# Brother Meetup



## MilesMom (Jun 21, 2012)

We are going to LA next weekend for a marathon, and are taking Miles. On the way home we are planning to meet up with Miles' brother. 

We never has issues with Miles not getting along with other dogs (with exception of a few weeks after he was bitten he was leash aggressive but this has been gone for months). But for some reason, the last few times we have met up with Turk, Miles will run up to him, posture over him, and growl. My husband pins him until he relaxes, and then they are fine! They play tug o war, chase, and dig together without trouble. 

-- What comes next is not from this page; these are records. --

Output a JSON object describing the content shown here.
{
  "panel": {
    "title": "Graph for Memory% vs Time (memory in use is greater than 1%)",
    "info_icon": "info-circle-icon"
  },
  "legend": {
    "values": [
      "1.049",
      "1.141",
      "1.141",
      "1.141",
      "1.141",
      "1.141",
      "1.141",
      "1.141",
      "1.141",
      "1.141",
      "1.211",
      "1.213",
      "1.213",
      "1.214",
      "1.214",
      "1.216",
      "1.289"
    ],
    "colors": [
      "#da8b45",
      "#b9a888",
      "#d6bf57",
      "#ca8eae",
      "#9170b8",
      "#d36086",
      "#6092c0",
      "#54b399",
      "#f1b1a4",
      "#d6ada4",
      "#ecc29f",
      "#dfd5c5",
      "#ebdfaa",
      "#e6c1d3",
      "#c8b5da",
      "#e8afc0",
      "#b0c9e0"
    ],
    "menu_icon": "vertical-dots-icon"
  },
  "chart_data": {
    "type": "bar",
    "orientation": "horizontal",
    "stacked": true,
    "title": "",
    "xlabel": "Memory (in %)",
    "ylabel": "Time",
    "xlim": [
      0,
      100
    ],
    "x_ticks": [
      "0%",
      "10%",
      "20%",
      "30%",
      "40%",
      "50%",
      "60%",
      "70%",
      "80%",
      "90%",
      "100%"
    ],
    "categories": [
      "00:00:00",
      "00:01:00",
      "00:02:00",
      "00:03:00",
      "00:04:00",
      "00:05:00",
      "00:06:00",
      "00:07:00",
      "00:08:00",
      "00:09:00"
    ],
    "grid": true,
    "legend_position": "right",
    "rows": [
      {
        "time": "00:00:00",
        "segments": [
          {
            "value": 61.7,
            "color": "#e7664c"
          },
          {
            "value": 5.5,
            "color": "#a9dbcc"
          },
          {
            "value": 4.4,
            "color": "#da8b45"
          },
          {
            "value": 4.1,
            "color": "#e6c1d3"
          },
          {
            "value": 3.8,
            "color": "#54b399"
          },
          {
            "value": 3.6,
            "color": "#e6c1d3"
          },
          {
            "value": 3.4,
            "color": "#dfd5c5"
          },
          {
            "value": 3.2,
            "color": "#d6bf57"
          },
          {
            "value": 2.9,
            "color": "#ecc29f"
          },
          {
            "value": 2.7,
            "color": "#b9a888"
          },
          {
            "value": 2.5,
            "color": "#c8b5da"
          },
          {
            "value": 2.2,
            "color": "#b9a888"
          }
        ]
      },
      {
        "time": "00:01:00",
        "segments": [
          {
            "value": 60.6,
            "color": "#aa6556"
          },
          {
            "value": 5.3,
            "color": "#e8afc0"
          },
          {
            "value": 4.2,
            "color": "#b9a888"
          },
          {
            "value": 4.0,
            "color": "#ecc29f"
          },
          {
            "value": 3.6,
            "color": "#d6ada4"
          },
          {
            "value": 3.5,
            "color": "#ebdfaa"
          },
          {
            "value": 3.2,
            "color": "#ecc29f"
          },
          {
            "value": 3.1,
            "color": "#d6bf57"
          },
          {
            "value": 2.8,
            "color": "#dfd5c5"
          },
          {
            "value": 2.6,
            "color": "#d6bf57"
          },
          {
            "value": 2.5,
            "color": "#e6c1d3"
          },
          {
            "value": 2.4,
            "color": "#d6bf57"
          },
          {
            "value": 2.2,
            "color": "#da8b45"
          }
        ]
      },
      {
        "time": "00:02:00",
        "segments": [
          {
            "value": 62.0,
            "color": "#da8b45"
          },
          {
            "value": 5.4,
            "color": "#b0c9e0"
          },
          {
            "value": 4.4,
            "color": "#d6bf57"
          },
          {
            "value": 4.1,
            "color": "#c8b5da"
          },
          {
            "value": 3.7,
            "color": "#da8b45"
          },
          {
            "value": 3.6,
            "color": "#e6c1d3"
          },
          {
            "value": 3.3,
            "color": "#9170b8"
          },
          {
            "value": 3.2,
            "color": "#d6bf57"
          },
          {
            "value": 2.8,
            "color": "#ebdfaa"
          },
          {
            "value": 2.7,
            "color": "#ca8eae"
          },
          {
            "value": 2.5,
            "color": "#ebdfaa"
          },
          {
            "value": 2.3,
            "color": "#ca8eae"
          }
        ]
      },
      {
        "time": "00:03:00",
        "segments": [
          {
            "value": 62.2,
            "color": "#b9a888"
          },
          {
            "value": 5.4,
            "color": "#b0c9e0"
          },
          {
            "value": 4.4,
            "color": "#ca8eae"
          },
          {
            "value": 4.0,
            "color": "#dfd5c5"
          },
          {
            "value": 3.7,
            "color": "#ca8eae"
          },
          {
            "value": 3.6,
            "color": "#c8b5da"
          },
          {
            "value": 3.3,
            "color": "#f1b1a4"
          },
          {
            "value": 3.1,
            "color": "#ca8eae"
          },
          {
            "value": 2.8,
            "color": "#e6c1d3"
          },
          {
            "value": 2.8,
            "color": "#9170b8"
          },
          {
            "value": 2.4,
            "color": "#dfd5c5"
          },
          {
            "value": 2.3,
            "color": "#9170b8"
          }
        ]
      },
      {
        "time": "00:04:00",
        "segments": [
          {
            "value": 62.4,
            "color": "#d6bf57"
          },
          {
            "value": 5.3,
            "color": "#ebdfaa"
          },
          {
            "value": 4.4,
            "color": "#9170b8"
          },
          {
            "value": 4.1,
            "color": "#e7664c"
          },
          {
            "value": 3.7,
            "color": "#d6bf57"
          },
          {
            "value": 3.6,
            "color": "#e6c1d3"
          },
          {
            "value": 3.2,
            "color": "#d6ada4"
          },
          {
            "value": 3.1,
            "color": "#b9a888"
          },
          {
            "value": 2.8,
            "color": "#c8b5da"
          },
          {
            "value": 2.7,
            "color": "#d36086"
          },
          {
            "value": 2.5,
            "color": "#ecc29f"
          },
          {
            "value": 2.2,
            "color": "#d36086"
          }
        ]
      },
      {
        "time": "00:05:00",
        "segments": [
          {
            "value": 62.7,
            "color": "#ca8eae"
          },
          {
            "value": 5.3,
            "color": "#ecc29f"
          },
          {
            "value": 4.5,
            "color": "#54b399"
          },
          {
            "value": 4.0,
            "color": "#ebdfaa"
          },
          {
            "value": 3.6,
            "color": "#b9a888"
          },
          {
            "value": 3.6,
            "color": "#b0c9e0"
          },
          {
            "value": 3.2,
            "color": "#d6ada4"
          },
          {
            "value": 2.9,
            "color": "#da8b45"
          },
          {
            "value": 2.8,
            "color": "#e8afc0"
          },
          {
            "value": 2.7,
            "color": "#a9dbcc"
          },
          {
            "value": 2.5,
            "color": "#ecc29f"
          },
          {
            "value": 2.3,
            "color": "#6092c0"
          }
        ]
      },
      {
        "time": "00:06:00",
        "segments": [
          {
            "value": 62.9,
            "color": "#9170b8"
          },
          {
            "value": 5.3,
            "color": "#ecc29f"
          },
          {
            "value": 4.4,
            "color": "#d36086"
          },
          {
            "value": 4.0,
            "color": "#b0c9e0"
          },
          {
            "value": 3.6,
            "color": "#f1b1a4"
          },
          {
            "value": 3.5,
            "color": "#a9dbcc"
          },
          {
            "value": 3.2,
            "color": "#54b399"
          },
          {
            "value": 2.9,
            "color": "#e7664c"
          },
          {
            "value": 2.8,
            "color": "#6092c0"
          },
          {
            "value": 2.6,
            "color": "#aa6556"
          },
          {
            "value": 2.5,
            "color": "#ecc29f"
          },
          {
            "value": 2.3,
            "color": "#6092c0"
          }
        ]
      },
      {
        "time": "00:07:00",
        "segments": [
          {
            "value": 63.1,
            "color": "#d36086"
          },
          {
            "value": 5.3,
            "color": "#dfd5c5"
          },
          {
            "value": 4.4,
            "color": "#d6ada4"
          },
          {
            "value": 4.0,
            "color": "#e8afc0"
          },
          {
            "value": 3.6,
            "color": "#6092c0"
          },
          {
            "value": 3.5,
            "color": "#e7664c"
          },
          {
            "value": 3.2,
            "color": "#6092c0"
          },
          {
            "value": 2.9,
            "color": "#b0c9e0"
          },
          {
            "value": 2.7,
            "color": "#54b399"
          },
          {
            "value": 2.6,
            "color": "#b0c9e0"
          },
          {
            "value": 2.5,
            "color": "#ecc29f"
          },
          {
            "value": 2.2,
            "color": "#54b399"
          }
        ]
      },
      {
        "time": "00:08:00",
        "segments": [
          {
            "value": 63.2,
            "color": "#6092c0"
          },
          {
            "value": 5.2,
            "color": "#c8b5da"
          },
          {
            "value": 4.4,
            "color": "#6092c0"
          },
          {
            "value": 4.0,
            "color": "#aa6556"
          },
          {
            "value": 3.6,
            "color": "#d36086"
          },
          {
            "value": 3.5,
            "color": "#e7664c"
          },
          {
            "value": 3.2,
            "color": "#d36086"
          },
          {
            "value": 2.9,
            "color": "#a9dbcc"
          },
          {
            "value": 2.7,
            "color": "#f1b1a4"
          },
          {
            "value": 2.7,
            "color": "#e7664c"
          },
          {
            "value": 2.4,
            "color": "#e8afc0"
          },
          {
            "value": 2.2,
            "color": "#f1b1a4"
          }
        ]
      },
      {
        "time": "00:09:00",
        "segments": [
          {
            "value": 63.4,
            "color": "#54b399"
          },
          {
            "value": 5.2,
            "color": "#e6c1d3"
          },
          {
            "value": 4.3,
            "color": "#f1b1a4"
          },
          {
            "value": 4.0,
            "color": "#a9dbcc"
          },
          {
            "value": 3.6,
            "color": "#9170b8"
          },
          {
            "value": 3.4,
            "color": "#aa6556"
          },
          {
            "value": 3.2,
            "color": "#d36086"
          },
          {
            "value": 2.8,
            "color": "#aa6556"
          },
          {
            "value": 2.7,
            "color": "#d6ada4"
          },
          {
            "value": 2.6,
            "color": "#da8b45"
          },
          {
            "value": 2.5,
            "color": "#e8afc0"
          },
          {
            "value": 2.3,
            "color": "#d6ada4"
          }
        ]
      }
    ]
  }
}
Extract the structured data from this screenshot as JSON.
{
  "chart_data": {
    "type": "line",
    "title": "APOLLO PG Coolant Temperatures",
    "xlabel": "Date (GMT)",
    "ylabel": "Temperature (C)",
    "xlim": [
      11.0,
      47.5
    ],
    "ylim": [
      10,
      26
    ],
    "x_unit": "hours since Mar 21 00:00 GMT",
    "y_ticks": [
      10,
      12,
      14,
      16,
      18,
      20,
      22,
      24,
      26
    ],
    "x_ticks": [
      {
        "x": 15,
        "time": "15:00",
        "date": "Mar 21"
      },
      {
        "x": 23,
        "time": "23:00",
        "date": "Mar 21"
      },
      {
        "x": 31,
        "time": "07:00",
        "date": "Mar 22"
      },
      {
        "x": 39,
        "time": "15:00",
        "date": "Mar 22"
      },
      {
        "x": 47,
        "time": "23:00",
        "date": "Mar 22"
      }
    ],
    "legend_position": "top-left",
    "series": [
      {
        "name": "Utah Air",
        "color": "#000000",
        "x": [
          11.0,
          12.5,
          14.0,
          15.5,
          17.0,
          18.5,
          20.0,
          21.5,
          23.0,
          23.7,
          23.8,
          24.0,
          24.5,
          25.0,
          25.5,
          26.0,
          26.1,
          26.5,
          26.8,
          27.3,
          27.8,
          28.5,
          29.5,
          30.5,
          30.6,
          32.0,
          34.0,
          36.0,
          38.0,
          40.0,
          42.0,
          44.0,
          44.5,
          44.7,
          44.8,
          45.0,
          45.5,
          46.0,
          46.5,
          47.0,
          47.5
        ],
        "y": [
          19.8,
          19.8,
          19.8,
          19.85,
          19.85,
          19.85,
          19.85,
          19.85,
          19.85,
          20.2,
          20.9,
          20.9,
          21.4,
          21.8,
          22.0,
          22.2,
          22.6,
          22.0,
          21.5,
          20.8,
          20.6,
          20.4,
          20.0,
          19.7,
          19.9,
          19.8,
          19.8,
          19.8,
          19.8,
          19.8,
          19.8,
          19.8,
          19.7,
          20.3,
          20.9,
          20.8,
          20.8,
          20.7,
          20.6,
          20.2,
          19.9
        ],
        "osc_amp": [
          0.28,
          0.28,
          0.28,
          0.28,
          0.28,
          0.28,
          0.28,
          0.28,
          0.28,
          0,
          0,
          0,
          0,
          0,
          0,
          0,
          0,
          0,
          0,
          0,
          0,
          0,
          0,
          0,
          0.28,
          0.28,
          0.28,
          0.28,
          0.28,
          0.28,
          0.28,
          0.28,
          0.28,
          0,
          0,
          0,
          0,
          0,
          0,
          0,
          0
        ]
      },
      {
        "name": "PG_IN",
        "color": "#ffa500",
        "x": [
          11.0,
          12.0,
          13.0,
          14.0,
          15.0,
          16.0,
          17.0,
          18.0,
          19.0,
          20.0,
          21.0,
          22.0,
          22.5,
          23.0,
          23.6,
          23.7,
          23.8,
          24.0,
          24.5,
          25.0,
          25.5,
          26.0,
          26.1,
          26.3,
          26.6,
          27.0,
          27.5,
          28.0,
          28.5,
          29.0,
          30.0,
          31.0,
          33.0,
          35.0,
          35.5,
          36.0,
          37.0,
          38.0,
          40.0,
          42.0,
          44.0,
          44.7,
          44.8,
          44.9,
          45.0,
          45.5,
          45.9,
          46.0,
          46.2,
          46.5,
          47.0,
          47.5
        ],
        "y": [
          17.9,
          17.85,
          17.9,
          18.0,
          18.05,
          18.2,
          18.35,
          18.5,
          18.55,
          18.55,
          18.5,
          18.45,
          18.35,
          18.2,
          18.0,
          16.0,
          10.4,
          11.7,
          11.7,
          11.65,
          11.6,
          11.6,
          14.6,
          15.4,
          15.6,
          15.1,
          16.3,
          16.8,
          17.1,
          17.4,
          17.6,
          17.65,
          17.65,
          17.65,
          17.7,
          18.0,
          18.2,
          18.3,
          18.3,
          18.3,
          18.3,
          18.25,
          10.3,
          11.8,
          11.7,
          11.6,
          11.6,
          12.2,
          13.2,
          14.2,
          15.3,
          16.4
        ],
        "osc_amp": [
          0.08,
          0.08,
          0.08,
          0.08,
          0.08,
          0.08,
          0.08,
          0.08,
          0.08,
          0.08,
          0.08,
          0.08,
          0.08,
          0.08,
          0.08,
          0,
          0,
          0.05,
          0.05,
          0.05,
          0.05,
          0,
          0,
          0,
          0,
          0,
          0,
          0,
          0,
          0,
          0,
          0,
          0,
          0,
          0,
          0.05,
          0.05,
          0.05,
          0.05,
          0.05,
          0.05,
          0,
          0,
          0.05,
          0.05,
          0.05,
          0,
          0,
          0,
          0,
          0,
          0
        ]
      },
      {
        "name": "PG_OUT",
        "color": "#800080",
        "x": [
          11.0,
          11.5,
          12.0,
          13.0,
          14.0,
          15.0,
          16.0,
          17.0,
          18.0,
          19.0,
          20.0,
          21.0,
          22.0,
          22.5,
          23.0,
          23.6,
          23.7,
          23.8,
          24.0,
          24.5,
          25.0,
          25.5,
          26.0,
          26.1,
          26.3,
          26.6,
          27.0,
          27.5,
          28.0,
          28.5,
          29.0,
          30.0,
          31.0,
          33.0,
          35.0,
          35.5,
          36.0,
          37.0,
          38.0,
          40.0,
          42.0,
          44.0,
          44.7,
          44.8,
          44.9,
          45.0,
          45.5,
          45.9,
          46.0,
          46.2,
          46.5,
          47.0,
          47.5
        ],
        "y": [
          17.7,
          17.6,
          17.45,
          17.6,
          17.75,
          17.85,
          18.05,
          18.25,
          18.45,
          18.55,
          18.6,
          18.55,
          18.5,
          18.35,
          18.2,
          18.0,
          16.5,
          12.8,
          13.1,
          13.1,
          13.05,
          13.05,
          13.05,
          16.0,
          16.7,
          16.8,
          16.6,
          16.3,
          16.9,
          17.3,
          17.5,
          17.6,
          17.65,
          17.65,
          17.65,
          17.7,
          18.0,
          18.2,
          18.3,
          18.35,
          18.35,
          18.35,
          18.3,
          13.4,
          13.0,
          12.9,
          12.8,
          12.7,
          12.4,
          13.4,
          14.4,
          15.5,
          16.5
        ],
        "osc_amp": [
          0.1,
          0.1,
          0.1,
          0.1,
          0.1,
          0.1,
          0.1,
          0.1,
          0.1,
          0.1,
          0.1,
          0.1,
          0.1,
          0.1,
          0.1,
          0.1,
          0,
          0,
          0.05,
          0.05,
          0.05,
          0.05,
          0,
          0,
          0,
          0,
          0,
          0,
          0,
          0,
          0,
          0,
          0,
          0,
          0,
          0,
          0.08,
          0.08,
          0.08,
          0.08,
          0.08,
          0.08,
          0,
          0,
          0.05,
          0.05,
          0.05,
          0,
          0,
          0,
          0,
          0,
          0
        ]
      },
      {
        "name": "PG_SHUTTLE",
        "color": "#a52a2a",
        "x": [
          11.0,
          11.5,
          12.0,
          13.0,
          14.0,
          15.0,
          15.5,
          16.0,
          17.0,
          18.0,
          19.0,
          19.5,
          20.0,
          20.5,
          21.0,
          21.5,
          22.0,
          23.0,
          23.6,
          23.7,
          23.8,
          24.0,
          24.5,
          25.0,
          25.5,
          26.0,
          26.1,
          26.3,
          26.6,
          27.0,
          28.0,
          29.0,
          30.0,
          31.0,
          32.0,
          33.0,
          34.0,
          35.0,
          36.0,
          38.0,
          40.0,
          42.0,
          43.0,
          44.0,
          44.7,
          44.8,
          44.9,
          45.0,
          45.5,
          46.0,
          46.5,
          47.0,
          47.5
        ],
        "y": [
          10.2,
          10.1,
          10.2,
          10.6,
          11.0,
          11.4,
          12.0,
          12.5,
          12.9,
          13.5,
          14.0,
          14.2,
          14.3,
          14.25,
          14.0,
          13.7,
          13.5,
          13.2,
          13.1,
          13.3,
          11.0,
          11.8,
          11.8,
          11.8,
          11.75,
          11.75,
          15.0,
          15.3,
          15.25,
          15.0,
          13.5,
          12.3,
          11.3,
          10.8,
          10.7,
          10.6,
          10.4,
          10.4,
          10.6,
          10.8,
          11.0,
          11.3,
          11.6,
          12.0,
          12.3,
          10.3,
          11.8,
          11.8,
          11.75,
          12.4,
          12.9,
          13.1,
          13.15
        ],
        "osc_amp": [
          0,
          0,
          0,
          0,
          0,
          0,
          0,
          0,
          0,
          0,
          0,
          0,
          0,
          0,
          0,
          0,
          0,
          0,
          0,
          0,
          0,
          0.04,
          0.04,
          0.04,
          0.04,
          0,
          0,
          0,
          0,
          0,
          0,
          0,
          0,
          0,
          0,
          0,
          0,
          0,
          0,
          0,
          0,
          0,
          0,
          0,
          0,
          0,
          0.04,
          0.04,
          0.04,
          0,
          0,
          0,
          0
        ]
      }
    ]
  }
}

How can we prevent Miles from acting this way during their initial meeting? Why does he only do this with his brother? They are 10 months, both intact and were the final two males to be picked up and taken home.


----------



## flynnandlunasmom (May 28, 2012)

Our behaviourist would suggest that they first greet each other in a neutral place Not Turk's yard or house but maybe on the street out front or a park nearby. She would also suggest that you take them on an on-leash walk together for about 5 minutes before letting them offleash to play.


----------



## threefsh (Apr 25, 2011)

Where do they meet? It should be at a *neutral* spot for both pups and they should be off leash. I honestly would let them work it out. Absolutely ignore the two of them once they are let off leash. Posturing is completely normal and they may even snap at each other a bit. The worst thing you can do is interfere (unless they are actually fighting).

If they are both intact I'm betting it's all those crazy hormones and they are trying to work out who is the dominant one between them. It will make things worse if you meet up at a place where either of them feels like they *own* the area.


----------



## MilesMom (Jun 21, 2012)

Thanks! We always meet up in a neutral area, like the beach. Turk is totally fine when he sees Miles, we can't figure out what makes Miles act this way when he first sees his brother. We will try walking them together on the trail before letting them go next weekend.


----------



## MilesMom (Jun 21, 2012)

I just think it is weird that we don't have this problem with any other dog... he is totally fine with intact dogs he meets at the beach


----------